Die Zeit für den Hochzeitsflug der Ameisen ist da.
In den Monaten Juli und August finden bei vielen Ameisenvölkern die Hochzeitsflüge statt.
Auf meinem Video seht ihr ein solches Ereignis bei der Rotgelben Knotenameise (Myrmica rubra). Und vor ein paar Tagen geriet ich auf meinem Abendspaziergang mitten in einen dichten Schwarm von Wegameisen (Lasius) die sich ebenfalls just auf den Hochzeitsflug begeben haben. Obwohl ich mich schnellstens vom Acker respektive Weg machte, war ich innert Kürze von Kopf bis Fuss mit geflügelten Ameisen bedeckt.
Was aber ist der Auslöser dafür, dass sich wie auf ein geheimes Kommando, viele Ameisenvölker auf den Hochzeitsflug begebeben?

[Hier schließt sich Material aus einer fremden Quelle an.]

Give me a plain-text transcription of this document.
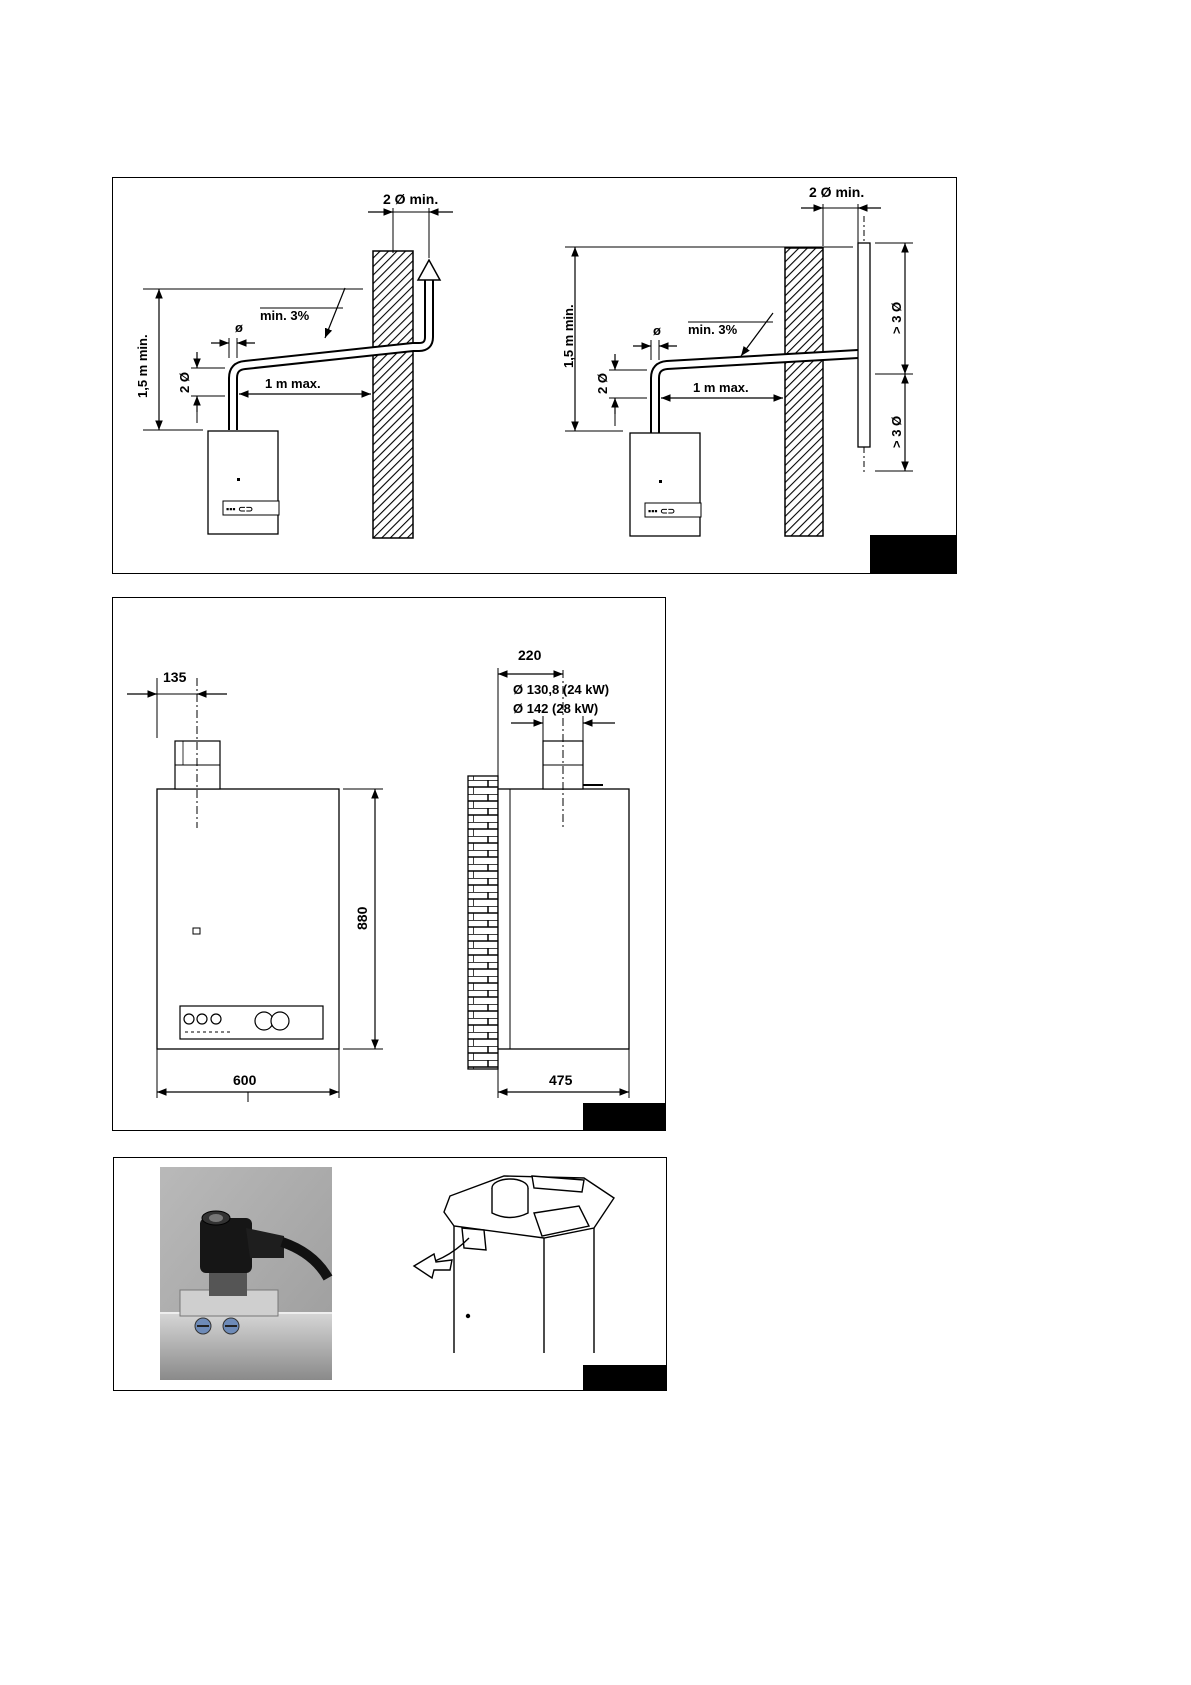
▪▪▪ ⊂⊃
2 Ø min.
1,5 m min.
ø
min. 3%
2 Ø	1 m max.
▪▪▪ ⊂⊃
2 Ø min.
1,5 m min.	ø min. 3%
2 Ø	1 m max.
> 3 Ø
> 3 Ø
135
880
600
220
Ø 130,8 (24 kW)
Ø 142 (28 kW)
475
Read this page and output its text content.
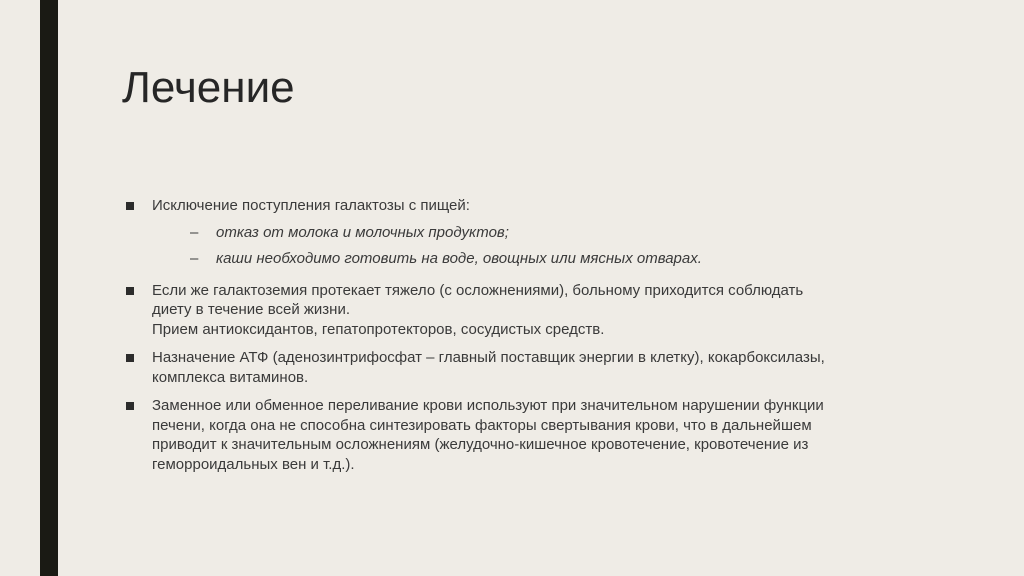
Лечение
Исключение поступления галактозы с пищей:
– отказ от молока и молочных продуктов;
– каши необходимо готовить на воде, овощных или мясных отварах.
Если же галактоземия протекает тяжело (с осложнениями), больному приходится соблюдать
диету в течение всей жизни.
Прием антиоксидантов, гепатопротекторов, сосудистых средств.
Назначение АТФ (аденозинтрифосфат – главный поставщик энергии в клетку), кокарбоксилазы,
комплекса витаминов.
Заменное или обменное переливание крови используют при значительном нарушении функции
печени, когда она не способна синтезировать факторы свертывания крови, что в дальнейшем
приводит к значительным осложнениям (желудочно-кишечное кровотечение, кровотечение из
геморроидальных вен и т.д.).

Bei den bekanntlich in grossen Staaten lebenden Ameisen ist es allein die Königin die Eier legt. Aus ihnen werden dann je nach Aufgabe zum Beispiel Wächterinnen oder Arbeiterinnen. Diese Nachkommen sind einzig und allein dazu da, dafür zu sorgen, dass der Staat wächst und gedeihen kann. Fortpflanzen darf sich nur die Königin, die auch Eier legt, aus denen es künftige Königinnen und Männchen geben wird. Im ganzen Ameisenstaat sind es nur sie, die die Flügel entwickeln.
Sie sind es nun, die sich bei geeigneter Witterung (warm, schwül und windstill) wie auf ein geheimes Zeichen auf den Hochzeitsflug begeben. Das war an diesem Abend, als ich mitten in einen «Schwarm» geflügelter Ameisen geriet, just der Fall, das Wetter war dazu perfekt. Und dass sie es just auf mich abgesehen zu haben schienen, war auch kein Zufall: Sie steuern auf ihrem Flug gezielt hoch gelegene Punkte an, in diesem Fall meinen Körper, der sich vom flachen Wiesland abgehoben hat.
Nach der Paarung werfen beide, Männchen wie Weibchen, ihre Flügel ab und die Männchen sterben. Die begatteten Jungköniginnen jedoch beginnen bald einem ohne jegliche Hilfe weiterer Ameisen, ganz allein ein neues Nest anzulegen und einen neuen Staat zu gründen. Das Weibchen wird sich in die sogenannte Mutterkammer einschliessen und diese nicht mehr verlassen. Sie wird darin die Eier ablegen, aus denen sich schon bald erste Larven entwickeln werden.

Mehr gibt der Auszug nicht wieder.